Confronted with such material, the urge to pan out to the author’s personal life is irresistible. Hedayat made an unsuccessful suicide attempt at the age of twenty-four and eventually took his own life in 1951, aged forty-eight. A remark in the The Blind Owl offers a hint as to the genesis of the book. Unable to find a suitable creative outlet for his anguish (he works as a decorator of pen-cases, a trade he wryly claims to have chosen precisely “in order to stupefy myself”), the narrator alights on writing: “The only thing that makes me write is the need, the overmastering need . . . to create a channel between my thoughts and my unsubstantial self, my shadow . . . ” The psycho-sexual preoccupations in his writing suggest intriguing parallels with Franz Kafka, who was known to suffer from similar problems; Hedayat was an avid admirer of Kafka and translated some of his works into Farsi in the 1940s.
Homa Katouzian’s introduction rightly situates Hedayat within the broad pantheon of twentieth-century modernist fiction, but The Blind Owl also belongs to another tradition: a literature of angst and lassitude, some of which predates modernism by many years.
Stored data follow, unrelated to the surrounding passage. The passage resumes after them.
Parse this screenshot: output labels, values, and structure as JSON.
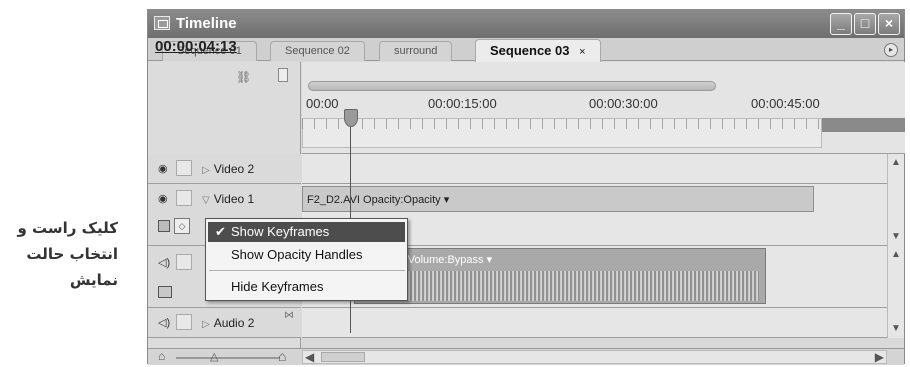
{
  "annotation": {
    "lines": [
      "کلیک راست و",
      "انتخاب حالت",
      "نمایش"
    ]
  },
  "window": {
    "title": "Timeline",
    "buttons": {
      "minimize": "_",
      "maximize": "□",
      "close": "×"
    }
  },
  "tabs": [
    {
      "label": "Sequence 01"
    },
    {
      "label": "Sequence 02"
    },
    {
      "label": "surround"
    },
    {
      "label": "Sequence 03",
      "close": "×",
      "active": true
    }
  ],
  "panel_menu_glyph": "▸",
  "timecode": "00:00:04:13",
  "ruler": {
    "labels": [
      "00:00",
      "00:00:15:00",
      "00:00:30:00",
      "00:00:45:00"
    ]
  },
  "tracks": {
    "video2": {
      "name": "Video 2",
      "expand": "▷",
      "eye": "◉"
    },
    "video1": {
      "name": "Video 1",
      "expand": "▽",
      "eye": "◉",
      "clip": "F2_D2.AVI Opacity:Opacity ▾"
    },
    "audio1": {
      "clip": "r Volume:Bypass ▾",
      "speaker": "◁)"
    },
    "audio2": {
      "name": "Audio 2",
      "expand": "▷",
      "speaker": "◁)"
    }
  },
  "context_menu": {
    "items": [
      {
        "label": "Show Keyframes",
        "checked": true
      },
      {
        "label": "Show Opacity Handles"
      },
      {
        "label": "Hide Keyframes"
      }
    ],
    "check_glyph": "✔"
  },
  "scroll": {
    "up": "▲",
    "down": "▼",
    "left": "◀",
    "right": "▶"
  },
  "zoom": {
    "out": "⌂",
    "thumb": "△",
    "in": "⌂"
  },
  "colors": {
    "highlight": "#4d4d4d",
    "titlebar": "#7a7a7a"
  }
}
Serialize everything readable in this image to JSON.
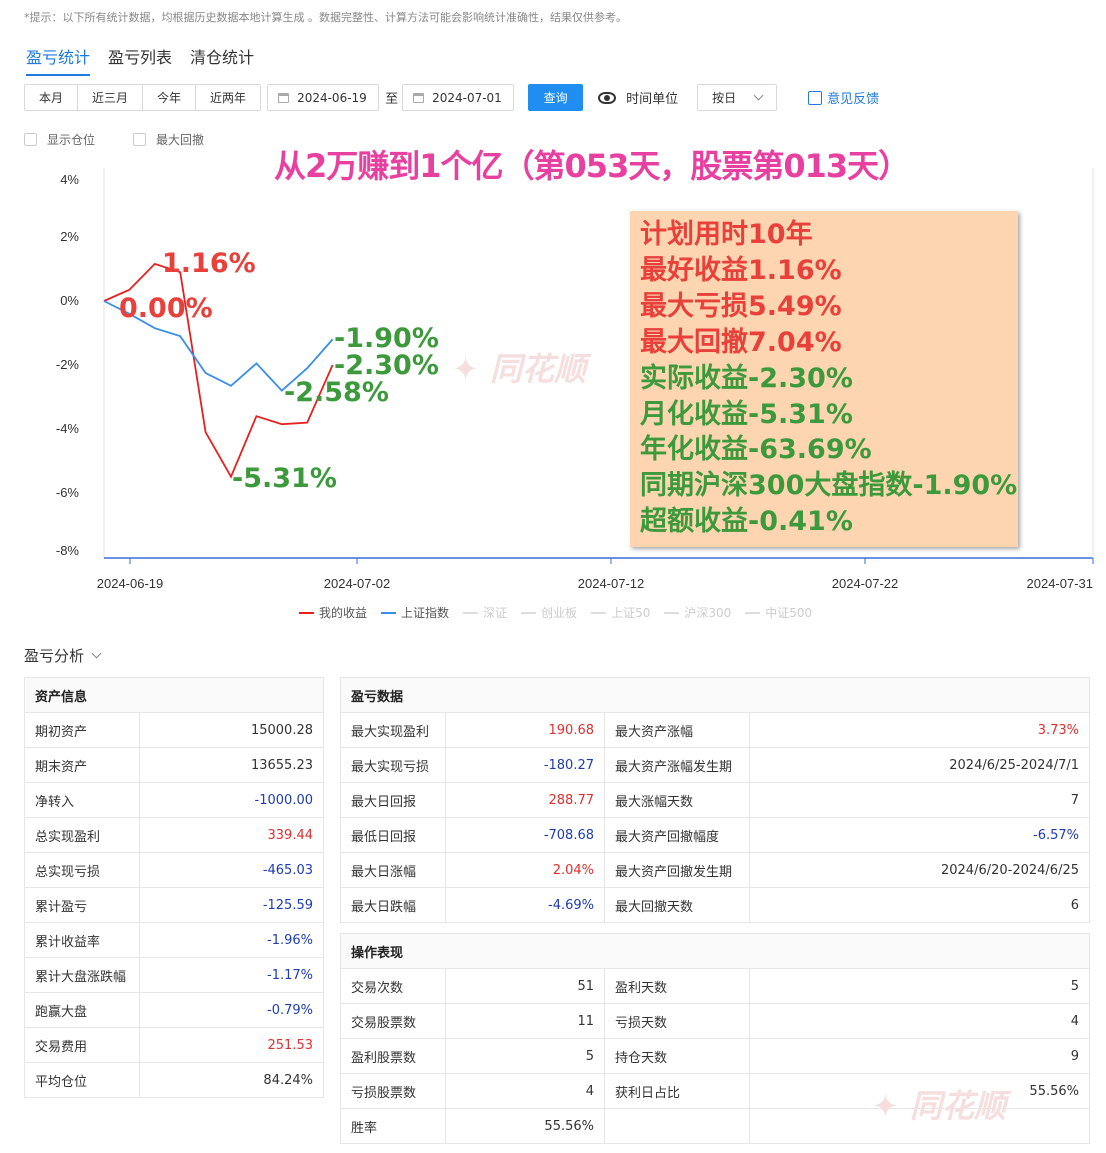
{
  "hint": "*提示：以下所有统计数据，均根据历史数据本地计算生成 。数据完整性、计算方法可能会影响统计准确性，结果仅供参考。",
  "tabs": [
    "盈亏统计",
    "盈亏列表",
    "清仓统计"
  ],
  "toolbar": {
    "ranges": [
      "本月",
      "近三月",
      "今年",
      "近两年"
    ],
    "start_date": "2024-06-19",
    "to": "至",
    "end_date": "2024-07-01",
    "query": "查询",
    "time_unit": "时间单位",
    "unit_value": "按日",
    "feedback": "意见反馈"
  },
  "checks": [
    "显示仓位",
    "最大回撤"
  ],
  "title": "从2万赚到1个亿（第053天，股票第013天）",
  "overlay": [
    {
      "text": "计划用时10年",
      "color": "#e8403a"
    },
    {
      "text": "最好收益1.16%",
      "color": "#e8403a"
    },
    {
      "text": "最大亏损5.49%",
      "color": "#e8403a"
    },
    {
      "text": "最大回撤7.04%",
      "color": "#e8403a"
    },
    {
      "text": "实际收益-2.30%",
      "color": "#3c9a3c"
    },
    {
      "text": "月化收益-5.31%",
      "color": "#3c9a3c"
    },
    {
      "text": "年化收益-63.69%",
      "color": "#3c9a3c"
    },
    {
      "text": "同期沪深300大盘指数-1.90%",
      "color": "#3c9a3c"
    },
    {
      "text": "超额收益-0.41%",
      "color": "#3c9a3c"
    }
  ],
  "chart_data": {
    "type": "line",
    "x_ticks": [
      "2024-06-19",
      "2024-07-02",
      "2024-07-12",
      "2024-07-22",
      "2024-07-31"
    ],
    "y_ticks": [
      "4%",
      "2%",
      "0%",
      "-2%",
      "-4%",
      "-6%",
      "-8%"
    ],
    "ylim": [
      -8,
      4
    ],
    "series": [
      {
        "name": "我的收益",
        "color": "#e82020",
        "values": [
          0,
          0.35,
          1.16,
          0.9,
          -4.1,
          -5.49,
          -3.6,
          -3.85,
          -3.8,
          -2.0
        ]
      },
      {
        "name": "上证指数",
        "color": "#3a8ee8",
        "values": [
          0,
          -0.4,
          -0.85,
          -1.1,
          -2.25,
          -2.65,
          -1.95,
          -2.8,
          -2.1,
          -1.2
        ]
      }
    ],
    "annotations": [
      {
        "text": "1.16%",
        "color": "#e8403a"
      },
      {
        "text": "0.00%",
        "color": "#e8403a"
      },
      {
        "text": "-1.90%",
        "color": "#3c9a3c"
      },
      {
        "text": "-2.30%",
        "color": "#3c9a3c"
      },
      {
        "text": "-2.58%",
        "color": "#3c9a3c"
      },
      {
        "text": "-5.31%",
        "color": "#3c9a3c"
      }
    ],
    "legend": [
      {
        "name": "我的收益",
        "color": "#e82020",
        "active": true
      },
      {
        "name": "上证指数",
        "color": "#3a8ee8",
        "active": true
      },
      {
        "name": "深证",
        "active": false
      },
      {
        "name": "创业板",
        "active": false
      },
      {
        "name": "上证50",
        "active": false
      },
      {
        "name": "沪深300",
        "active": false
      },
      {
        "name": "中证500",
        "active": false
      }
    ]
  },
  "section": "盈亏分析",
  "watermark": "同花顺",
  "asset": {
    "title": "资产信息",
    "rows": [
      [
        "期初资产",
        "15000.28",
        ""
      ],
      [
        "期末资产",
        "13655.23",
        ""
      ],
      [
        "净转入",
        "-1000.00",
        "neg"
      ],
      [
        "总实现盈利",
        "339.44",
        "pos"
      ],
      [
        "总实现亏损",
        "-465.03",
        "neg"
      ],
      [
        "累计盈亏",
        "-125.59",
        "neg"
      ],
      [
        "累计收益率",
        "-1.96%",
        "neg"
      ],
      [
        "累计大盘涨跌幅",
        "-1.17%",
        "neg"
      ],
      [
        "跑赢大盘",
        "-0.79%",
        "neg"
      ],
      [
        "交易费用",
        "251.53",
        "pos"
      ],
      [
        "平均仓位",
        "84.24%",
        ""
      ]
    ]
  },
  "pnl": {
    "title": "盈亏数据",
    "rows": [
      [
        "最大实现盈利",
        "190.68",
        "pos",
        "最大资产涨幅",
        "3.73%",
        "pos"
      ],
      [
        "最大实现亏损",
        "-180.27",
        "neg",
        "最大资产涨幅发生期",
        "2024/6/25-2024/7/1",
        ""
      ],
      [
        "最大日回报",
        "288.77",
        "pos",
        "最大涨幅天数",
        "7",
        ""
      ],
      [
        "最低日回报",
        "-708.68",
        "neg",
        "最大资产回撤幅度",
        "-6.57%",
        "neg"
      ],
      [
        "最大日涨幅",
        "2.04%",
        "pos",
        "最大资产回撤发生期",
        "2024/6/20-2024/6/25",
        ""
      ],
      [
        "最大日跌幅",
        "-4.69%",
        "neg",
        "最大回撤天数",
        "6",
        ""
      ]
    ]
  },
  "ops": {
    "title": "操作表现",
    "rows": [
      [
        "交易次数",
        "51",
        "",
        "盈利天数",
        "5",
        ""
      ],
      [
        "交易股票数",
        "11",
        "",
        "亏损天数",
        "4",
        ""
      ],
      [
        "盈利股票数",
        "5",
        "",
        "持仓天数",
        "9",
        ""
      ],
      [
        "亏损股票数",
        "4",
        "",
        "获利日占比",
        "55.56%",
        ""
      ],
      [
        "胜率",
        "55.56%",
        "",
        "",
        "",
        ""
      ]
    ]
  }
}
Its plot calls to mind The Sorrows of Young Werther (1774), Goethe’s story about a young man plunged into a terminal malaise by unrequited love, which inspired a number of copycat suicides in its time. Perhaps more pertinent, though, is Joris-Karl Huysmans’ decadent tale of aristocratic dissipation, Against Nature (1884). Hedayat’s patrician background might help explain the sense of lonely ennui that pervades his work—either as the product of congenital mental illness or, more prosaically, the double-displacement of an expat aristocrat in a bourgeois society abroad—but his compelling portraits of alienation transcend the specificity of their socio-historical context; they speak universally, as Hamsun and Kafka did, to the frailty of the human psyche.